Einen weiteren Schnaps oder Wein lehne ich ab. Ich will jetzt sofort ins Bett. Der Schlaf droht mich plötzlich im Stehen zu überwältigen. „Buenas noches, Gordon!“ Ich bin gerade dabei meine Schuhe auszuziehen, als er in „mein“ Zimmer kommt, mich ohne Vorwarnung und für meinen Geschmack viel zu intensiv, umarmt. Ich stoße ihn entrüstet mit aller Kraft zurück und zeige mit dem Zeigefinger in Richtung Tür: „Geh sofort raus! Gute Nacht!“ Hätte er auch nur einen Moment gezögert, wäre ich durch die dunkle Nacht nach Portomarín gelaufen. Ich finde es ein bisschen schade, dass der Abend so zu Ende geht.
Ich höre keinen Mucks mehr von meinem Verehrer. Vollständig angezogen, ungeduscht und jederzeit fluchtbereit lege ich mich ins Bett. Es dauert eine Weile bis ich mich wieder beruhigt habe. An Einschlafen ist erst mal nicht zu denken. Ich versuche mich in seine Lage zu versetzen und finde auch prompt eine Entschuldigung für ihn. Er hat sich den ganzen Abend rührend um mich gekümmert. Wir hatten wohl beide so viel Spaß wie lange nicht mehr. Er hatte in dieser Ruine wahrscheinlich noch nie Übernachtungsbesuch, ist ein wenig übers Ziel hinausgeschossen und hat blöderweise ungeschickt sein Interesse an mir bekundet. „Mann“ kann es ja mal versuchen! Als ich ihn aber barsch zurückgewiesen habe, hat er sich auch sofort wieder im Griff gehabt. Wie ich ihn einschätze, bereut er sein Verhalten längst. Ich will ihm das verzeihen.

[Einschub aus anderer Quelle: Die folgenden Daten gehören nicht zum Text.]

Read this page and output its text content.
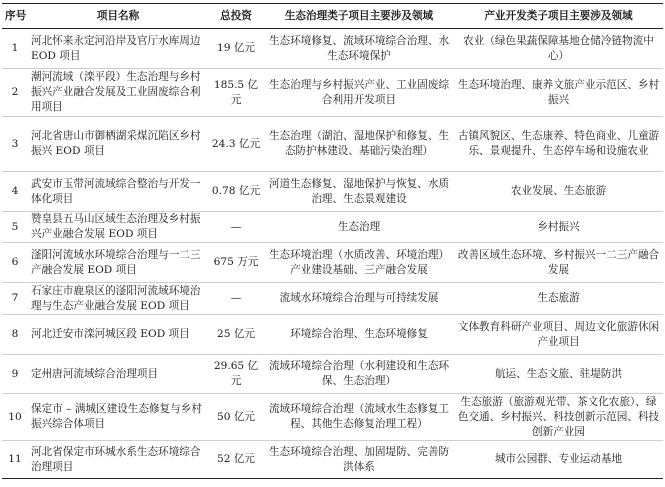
序号	项目名称	总投资	生态治理类子项目主要涉及领域	产业开发类子项目主要涉及领域
1	河北怀来永定河沿岸及官厅水库周边 EOD 项目	19 亿元	生态环境修复、流域环境综合治理、水生态环境保护	农业（绿色果蔬保障基地仓储冷链物流中心）
2	潮河流域（滦平段）生态治理与乡村振兴产业融合发展及工业固废综合利用项目	185.5 亿元	生态治理与乡村振兴产业、工业固废综合利用开发项目	生态环境治理、康养文旅产业示范区、乡村振兴
3	河北省唐山市御栖湖采煤沉陷区乡村振兴 EOD 项目	24.3 亿元	生态治理（湖泊、湿地保护和修复、生态防护林建设、基础污染治理）	古镇风貌区、生态康养、特色商业、儿童游乐、景观提升、生态停车场和设施农业
4	武安市玉带河流域综合整治与开发一体化项目	0.78 亿元	河道生态修复、湿地保护与恢复、水质治理、生态景观建设	农业发展、生态旅游
5	赞皇县五马山区域生态治理及乡村振兴产业融合发展 EOD 项目	—	生态治理	乡村振兴
6	滏阳河流域水环境综合治理与一二三产融合发展 EOD 项目	675 万元	生态环境治理（水质改善、环境治理）产业建设基础、三产融合发展	改善区域生态环境、乡村振兴一二三产融合发展
7	石家庄市鹿泉区的滏阳河流域环境治理与生态产业融合发展 EOD 项目	—	流域水环境综合治理与可持续发展	生态旅游
8	河北迁安市滦河城区段 EOD 项目	25 亿元	环境综合治理、生态环境修复	文体教育科研产业项目、周边文化旅游休闲产业项目
9	定州唐河流域综合治理项目	29.65 亿元	流域环境综合治理（水利建设和生态环保、生态治理）	航运、生态文旅、驻堤防洪
10	保定市 – 满城区建设生态修复与乡村振兴综合体项目	50 亿元	流域环境综合治理（流域水生态修复工程、其他生态修复治理工程）	生态旅游（旅游观光带、茶文化农旅）、绿色交通、乡村振兴、科技创新示范园、科技创新产业园
11	河北省保定市环城水系生态环境综合治理项目	52 亿元	生态环境综合治理、加固堤防、完善防洪体系	城市公园群、专业运动基地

Das Krafttier Pferd hat mir heute Morgen schon gesagt, dass ich neuen Situationen begegnen werde, die mich wachsen und reifen lassen. Ja, so ist es wohl! Klare Grenzen abstecken, daran wächst man immer.
Irgendwas ist mit meinem rechten kleinen Zeh nicht in Ordnung. Das drückt und tut ziemlich weh. Hab ich da etwa eine Blase? Tatsächlich! Mir wird ganz heiß vor Erstaunen. Das Pferd hat mir heute Vormittag in Form von Gedanken mitgeteilt: „Achte auf Deine Füße!“ Bis ins Detail hat es mir sogar gezeigt und „gesagt“, welcher Zeh an welchem Fuß besonders anfällig ist. Ich habe mal wieder ein Fazit des Tages: Alles - Menschen, Tiere, Pflanzen, Steine, Himmel und Erde - ist EINS. Alles kommuniziert miteinander. Wir Menschen haben nur verlernt, hinzuhören.